Given the political and legal trouble in which Malaysian PM Najib Razak found himself in 2016, it is a small miracle he survived. Here's how The Interpreter tracked Najib's journey though 2016, starting with a prescient piece from James Chin on the Teflon Prime Minister:
What many foreigners and analysts fail to appreciate is the enormous power concentrated in the hands of the prime minister. In theory, the PM rules through a coalition government. In practice, he exercise his powers like a feudal king. He holds what are, arguably, the three most powerful offices in Malaysia; in addition to prime minister he is also finance minister and chairman of the National Security Council (NSC). He controls tenders and contracts worth billions of dollars and, through the NSC, can shut the country down by declaring an emergency. On top of government contracts, he can appoint anyone he likes to thousands of board positions in government-linked companies (GLCs). It is generally accepted these GLCs occupy the commanding heights of the Malaysian economy. Many of these board positions come with generous perks and allowances paid for very little work, other than attending board meetings.
In March, Greg Lopez wrote of Najib's diminishing room to manoeuvre:
UMNO's foundational myth and ideology as the protector of the Malays, and guarantor of the 'social contract' (the ethnic bargain) is now increasingly being challenged, not only by opposition parties, but by UMNO stalwarts themselves. UMNO's performance as reflected by the Najib administration, while mediocre (but not terrible by global comparison) has been criticised by Malaysians suffering from long-term institutional degradation, an out-dated economic model, and a political system unsuited for the contemporary challenges their country faces. Against this background, those behind the Citizens Declaration represent a serious challenge to Najib.
But by May it was clear to Greg Lopez that Najib had strengthened his hold on power:
All powerful individuals who were brave enough to oppose the prime minister have been cut down to size. As demonstrated through the sackings of then deputy prime minister Muhyiddin Yassin, and then minister for rural and regional development Shafie Apda, Najib has systematically separated his detractors from the power, patronage and machinery that would have been required to topple him.

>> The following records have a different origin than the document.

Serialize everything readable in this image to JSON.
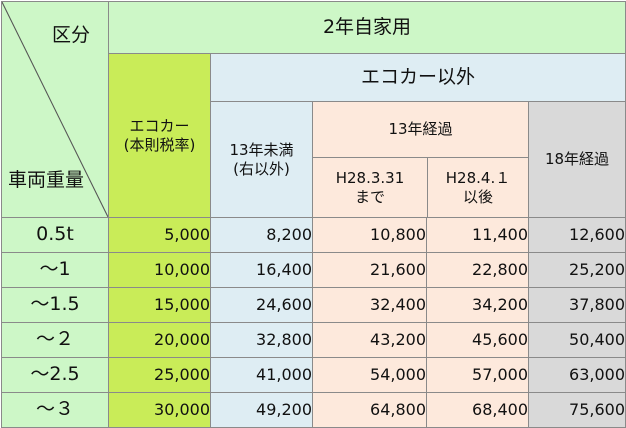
{
  "header": {
    "kubun": "区分",
    "sharyo": "車両重量",
    "jikayo": "2年自家用",
    "eco_car_line1": "エコカー",
    "eco_car_line2": "(本則税率)",
    "eco_car_igai": "エコカー以外",
    "under13_line1": "13年未満",
    "under13_line2": "(右以外)",
    "over13": "13年経過",
    "h28_before_line1": "H28.3.31",
    "h28_before_line2": "まで",
    "h28_after_line1": "H28.4.１",
    "h28_after_line2": "以後",
    "over18": "18年経過"
  },
  "rows": [
    {
      "weight": "0.5t",
      "eco": "5,000",
      "under13": "8,200",
      "h28_before": "10,800",
      "h28_after": "11,400",
      "over18": "12,600"
    },
    {
      "weight": "～1",
      "eco": "10,000",
      "under13": "16,400",
      "h28_before": "21,600",
      "h28_after": "22,800",
      "over18": "25,200"
    },
    {
      "weight": "～1.5",
      "eco": "15,000",
      "under13": "24,600",
      "h28_before": "32,400",
      "h28_after": "34,200",
      "over18": "37,800"
    },
    {
      "weight": "～２",
      "eco": "20,000",
      "under13": "32,800",
      "h28_before": "43,200",
      "h28_after": "45,600",
      "over18": "50,400"
    },
    {
      "weight": "～2.5",
      "eco": "25,000",
      "under13": "41,000",
      "h28_before": "54,000",
      "h28_after": "57,000",
      "over18": "63,000"
    },
    {
      "weight": "～３",
      "eco": "30,000",
      "under13": "49,200",
      "h28_before": "64,800",
      "h28_after": "68,400",
      "over18": "75,600"
    }
  ],
  "colors": {
    "header_green": "#cdf7c7",
    "eco_lime": "#c9ec58",
    "light_blue": "#deedf3",
    "peach": "#fde9dc",
    "gray": "#d9d9d9",
    "border": "#8a8a8a"
  }
}
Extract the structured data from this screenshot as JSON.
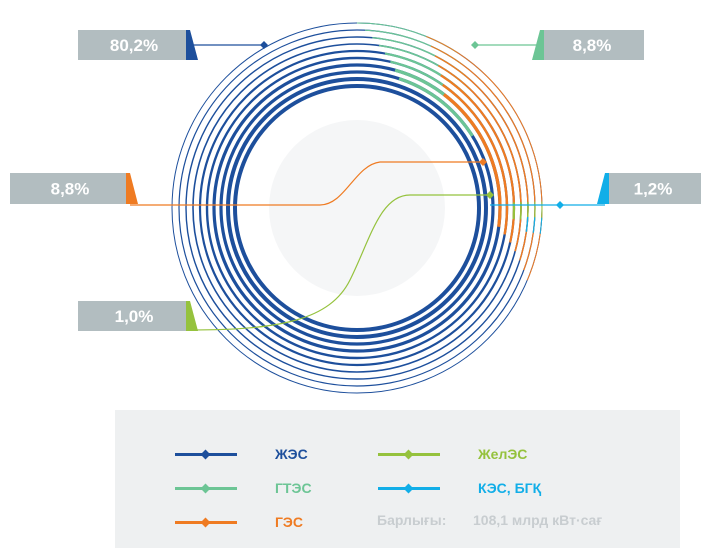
{
  "chart_data": {
    "type": "pie",
    "series": [
      {
        "name": "ЖЭС",
        "value_label": "80,2%",
        "value": 80.2,
        "color": "#1d4f9c"
      },
      {
        "name": "ГТЭС",
        "value_label": "8,8%",
        "value": 8.8,
        "color": "#6cc595"
      },
      {
        "name": "ГЭС",
        "value_label": "8,8%",
        "value": 8.8,
        "color": "#ef7b22"
      },
      {
        "name": "ЖелЭС",
        "value_label": "1,0%",
        "value": 1.0,
        "color": "#95c23d"
      },
      {
        "name": "КЭС, БГҚ",
        "value_label": "1,2%",
        "value": 1.2,
        "color": "#11aee8"
      }
    ],
    "total_label": "Барлығы:",
    "total_value": "108,1 млрд кВт·сағ",
    "label_bg_color": "#b2bdc0"
  }
}
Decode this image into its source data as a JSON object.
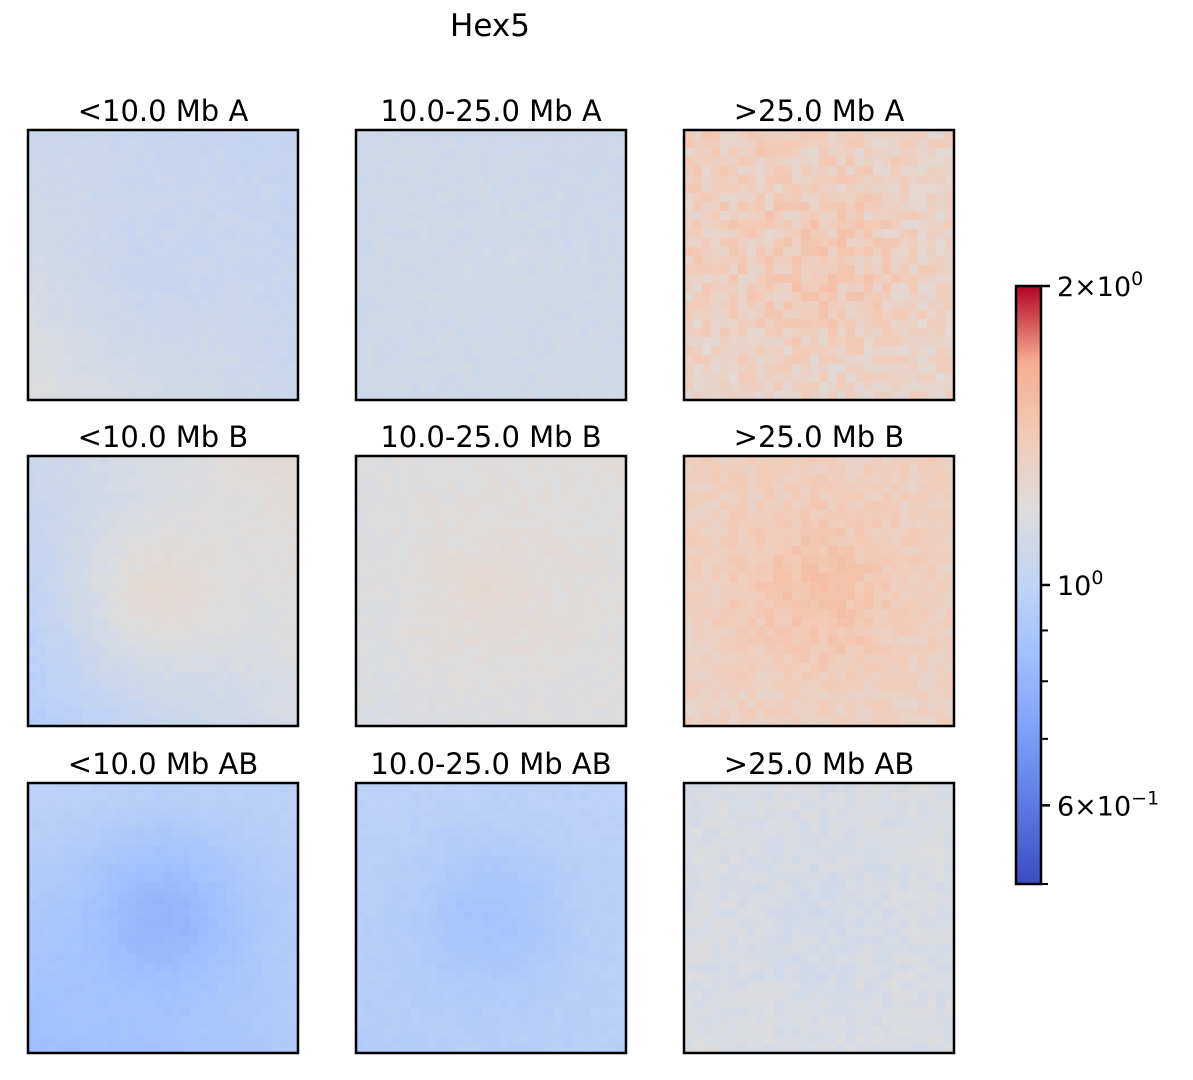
{
  "chart_data": {
    "type": "heatmap",
    "title": "Hex5",
    "grid": false,
    "colormap": "coolwarm",
    "color_scale": "log",
    "clim": [
      0.5,
      2.0
    ],
    "colorbar": {
      "placement": "right",
      "ticks": [
        {
          "value": 2.0,
          "base": "2×10",
          "exp": "0"
        },
        {
          "value": 1.0,
          "base": "10",
          "exp": "0"
        },
        {
          "value": 0.6,
          "base": "6×10",
          "exp": "−1"
        }
      ],
      "minor_ticks": [
        0.9,
        0.8,
        0.7
      ]
    },
    "panels": [
      {
        "title": "<10.0 Mb A",
        "center": 1.04,
        "corner_ll": 1.18,
        "corner_lr": 1.06,
        "corner_ul": 1.06,
        "corner_ur": 1.02,
        "noise": 0.015
      },
      {
        "title": "10.0-25.0 Mb A",
        "center": 1.1,
        "corner_ll": 1.09,
        "corner_lr": 1.1,
        "corner_ul": 1.09,
        "corner_ur": 1.07,
        "noise": 0.02
      },
      {
        "title": ">25.0 Mb A",
        "center": 1.42,
        "corner_ll": 1.32,
        "corner_lr": 1.3,
        "corner_ul": 1.38,
        "corner_ur": 1.32,
        "noise": 0.07
      },
      {
        "title": "<10.0 Mb B",
        "center": 1.24,
        "corner_ll": 0.94,
        "corner_lr": 1.14,
        "corner_ul": 1.06,
        "corner_ur": 1.24,
        "noise": 0.015
      },
      {
        "title": "10.0-25.0 Mb B",
        "center": 1.24,
        "corner_ll": 1.16,
        "corner_lr": 1.18,
        "corner_ul": 1.18,
        "corner_ur": 1.2,
        "noise": 0.02
      },
      {
        "title": ">25.0 Mb B",
        "center": 1.48,
        "corner_ll": 1.34,
        "corner_lr": 1.34,
        "corner_ul": 1.36,
        "corner_ur": 1.36,
        "noise": 0.04
      },
      {
        "title": "<10.0 Mb AB",
        "center": 0.8,
        "corner_ll": 0.84,
        "corner_lr": 0.92,
        "corner_ul": 0.98,
        "corner_ur": 0.97,
        "noise": 0.01
      },
      {
        "title": "10.0-25.0 Mb AB",
        "center": 0.88,
        "corner_ll": 0.94,
        "corner_lr": 0.96,
        "corner_ul": 0.98,
        "corner_ur": 0.98,
        "noise": 0.012
      },
      {
        "title": ">25.0 Mb AB",
        "center": 1.12,
        "corner_ll": 1.15,
        "corner_lr": 1.15,
        "corner_ul": 1.15,
        "corner_ur": 1.15,
        "noise": 0.03
      }
    ]
  }
}
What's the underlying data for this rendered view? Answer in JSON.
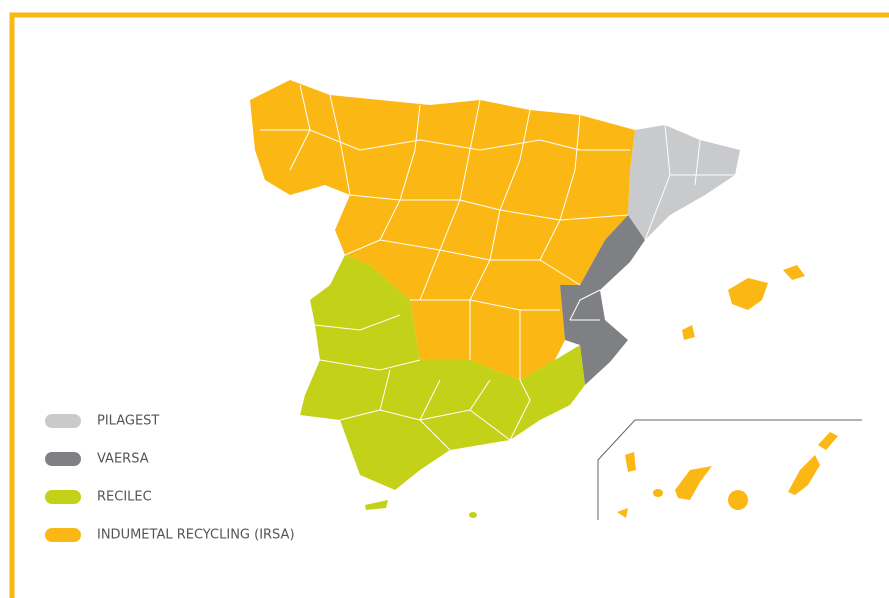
{
  "legend": [
    {
      "label": "PILAGEST",
      "color": "#c9cacc"
    },
    {
      "label": "VAERSA",
      "color": "#7f8083"
    },
    {
      "label": "RECILEC",
      "color": "#c3d118"
    },
    {
      "label": "INDUMETAL RECYCLING (IRSA)",
      "color": "#fbb713"
    }
  ]
}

Reinforcing that theme, Zubaidah Nazeer in July listed three reasons Najib was not going anywhere. Reason 3 was his foreign friends:
US-Malaysia relations initially blossomed under Najib as he forged a closer friendship with his American counterpart, President Barack Obama, who became his golf buddy. The US needs regional support to combat extremism and mitigate the rise of an ever more aggressive China. It sees Malaysia as a crucial partner on both fronts and Mr Najib’s ouster could undermine what has been a constructive and important relationship. Malaysia is trying to play the US off against China, which has become an important friend to Najib since this scandal broke. China provided a lifeline to 1MDB when China's state-owned energy company invested in 1MDB’s energy assets worth US$2.3 billion soon after the Chinese Premier promised to help Malaysia overcome its economic woes.